The crisis in Kazakhstan throws Putin into a dilemma
Crisis in the east
Does the escalation in Kazakhstan increase the risk of war in Ukraine? The protests throw Putin into a dilemma
In the Central Asian country, the number of victims is increasing. Can the Kremlin chief afford a two-front conflict shortly before the Ukraine talks in Geneva?
Actually, Vladimir Putin had arranged everything: The threatening backdrop of 100,000 soldiers ready to fight on the Ukrainian border is in place. The ultimate demand for an end to NATO’s eastward expansion has been placed. Everything now seemed ready for talks between his future Foreign Minister Sergei Ryabkov and his US counterpart Wendy Sherman this Monday in Geneva on the future of the European security architecture.
But then a popular uprising broke out in Kazakhstan. At the request of the Kazakh President Kassym-Shomart Tokayev, Putin was induced to send around 3,000 Russian “peacekeepers” to the neighboring country last Friday, where not only the Russian spaceport Baikonur is located, but also over three million ethnic Russians.
How long the Russian forces will stay in the country is unclear. The situation seems to have calmed down a bit, but remains confusing. Over the weekend, the authorities published a record of 164 deaths, more than 2,200 injured and over 5,000 liability since the outbreak of the protests. However, the number of unreported cases is likely to be a lot higher.
The situation in the east is becoming more and more unpredictable
Many in the West are now asking: How does the Kazakh crisis affect Putin’s position on the Ukraine question? Will he postpone his suspected invasion plans because the security vacuum in Kazakhstan requires his full attention? Or could even the opposite be the case, according to the motto: Now more than ever?
After all, the situation with the trouble spots in Russia’s immediate neighborhood, i.e. Belarus, Ukraine and now Kazakhstan, is becoming increasingly unpredictable. Putin may feel compelled to show his strength. otherwise the next mass protests might soon take place in Moscow’s Red Square.

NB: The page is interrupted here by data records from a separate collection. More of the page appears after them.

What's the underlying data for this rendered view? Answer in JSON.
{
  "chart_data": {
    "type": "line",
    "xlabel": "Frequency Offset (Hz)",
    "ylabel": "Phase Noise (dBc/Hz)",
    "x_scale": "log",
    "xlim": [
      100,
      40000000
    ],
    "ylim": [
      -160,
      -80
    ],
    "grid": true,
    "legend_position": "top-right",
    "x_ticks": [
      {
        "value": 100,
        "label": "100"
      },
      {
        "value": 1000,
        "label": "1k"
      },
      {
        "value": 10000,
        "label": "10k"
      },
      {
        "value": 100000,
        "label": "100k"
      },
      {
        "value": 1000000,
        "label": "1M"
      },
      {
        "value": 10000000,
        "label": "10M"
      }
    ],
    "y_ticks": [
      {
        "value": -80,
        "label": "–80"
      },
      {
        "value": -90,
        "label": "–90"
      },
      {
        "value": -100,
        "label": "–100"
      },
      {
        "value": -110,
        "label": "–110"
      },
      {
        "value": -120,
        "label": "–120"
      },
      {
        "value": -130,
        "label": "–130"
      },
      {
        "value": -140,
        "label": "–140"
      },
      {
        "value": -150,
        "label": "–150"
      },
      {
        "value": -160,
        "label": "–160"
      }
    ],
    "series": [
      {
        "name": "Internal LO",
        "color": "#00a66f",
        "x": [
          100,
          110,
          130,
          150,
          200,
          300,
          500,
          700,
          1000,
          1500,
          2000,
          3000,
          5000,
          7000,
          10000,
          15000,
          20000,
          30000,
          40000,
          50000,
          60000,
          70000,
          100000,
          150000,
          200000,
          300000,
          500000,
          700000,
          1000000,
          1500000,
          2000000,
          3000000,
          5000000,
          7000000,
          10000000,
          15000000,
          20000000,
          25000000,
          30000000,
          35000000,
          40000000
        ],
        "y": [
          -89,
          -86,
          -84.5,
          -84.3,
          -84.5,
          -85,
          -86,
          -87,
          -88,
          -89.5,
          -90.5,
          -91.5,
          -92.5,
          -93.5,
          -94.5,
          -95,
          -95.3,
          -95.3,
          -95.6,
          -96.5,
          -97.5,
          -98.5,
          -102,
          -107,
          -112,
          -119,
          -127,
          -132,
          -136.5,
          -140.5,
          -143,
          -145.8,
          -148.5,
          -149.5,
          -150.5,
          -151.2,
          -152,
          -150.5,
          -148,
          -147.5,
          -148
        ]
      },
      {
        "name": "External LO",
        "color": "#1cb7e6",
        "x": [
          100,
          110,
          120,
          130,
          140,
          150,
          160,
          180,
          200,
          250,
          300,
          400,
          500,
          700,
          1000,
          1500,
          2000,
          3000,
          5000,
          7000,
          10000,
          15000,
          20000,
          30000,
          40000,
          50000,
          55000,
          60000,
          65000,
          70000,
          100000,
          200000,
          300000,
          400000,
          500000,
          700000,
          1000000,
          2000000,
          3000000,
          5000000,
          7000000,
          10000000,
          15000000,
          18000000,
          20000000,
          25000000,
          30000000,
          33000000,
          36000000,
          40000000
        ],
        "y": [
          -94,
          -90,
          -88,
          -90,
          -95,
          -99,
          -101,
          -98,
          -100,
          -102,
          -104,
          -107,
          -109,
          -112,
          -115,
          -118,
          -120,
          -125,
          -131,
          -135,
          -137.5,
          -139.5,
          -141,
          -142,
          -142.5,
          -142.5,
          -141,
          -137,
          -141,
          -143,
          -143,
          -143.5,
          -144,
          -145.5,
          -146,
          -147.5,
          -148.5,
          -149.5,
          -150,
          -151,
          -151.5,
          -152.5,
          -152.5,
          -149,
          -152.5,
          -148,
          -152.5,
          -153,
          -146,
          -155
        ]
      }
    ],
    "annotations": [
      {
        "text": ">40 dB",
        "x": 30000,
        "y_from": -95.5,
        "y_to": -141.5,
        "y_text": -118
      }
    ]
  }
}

Before the talks in Geneva, Putin’s envoy Sergei Ryabkov is definitely marking the harshness. One would be prepared to «no concessions», said Ryabkov in an interview with Russian press agencies. The signals that have been received from Washington and NATO in the past few days are “disappointing”. It is about reports that the US is ready to talk about limiting NATO exercises in Eastern Europe and the number of missile systems. A withdrawal of American troops and a ban on accepting new states into NATO are out of the question, however.
US diplomats have now made it clear to the New York Times what the concrete consequences will be if Russia plans to invade Ukraine. As if the major Russian financial institutions would be the first to be excluded from global transactions. The export of US technologies and US consumer goods to Russia could also be banned. In addition to financial and economic sanctions, the US Department of Defense is also threatening to arm Ukraine in order to wage guerrilla warfare against Russia.
Europe remains outside the delicate talks
It is noteworthy that the Europeans who are directly affected by the talks between the USA and Russia are largely left out of the game. This is because Russia only wants to negotiate directly with the leading NATO power, the USA, and they have granted this request. On the other hand, Europe takes itself out of the running because of its notorious polyphony.
This can be seen most clearly in the dispute over the “Nordstream 2” pipeline in the Baltic Sea. The completed but not yet commissioned pipeline has been heavily criticized by Eastern and European countries for years because of Putin’s gas deliveries.
The German government under the then Chancellor Angela Merkel pushed through the project against all objections. Her successor, SPD Chancellor Olaf Scholz, is sticking to this line. In an interview on Saturday, SPD General Secretary Kevin Kühnert, also shortly before the decisive Ukraine talks, pleaded for an end to the dispute: “There has to be a political and legal peace on such a question at some point.”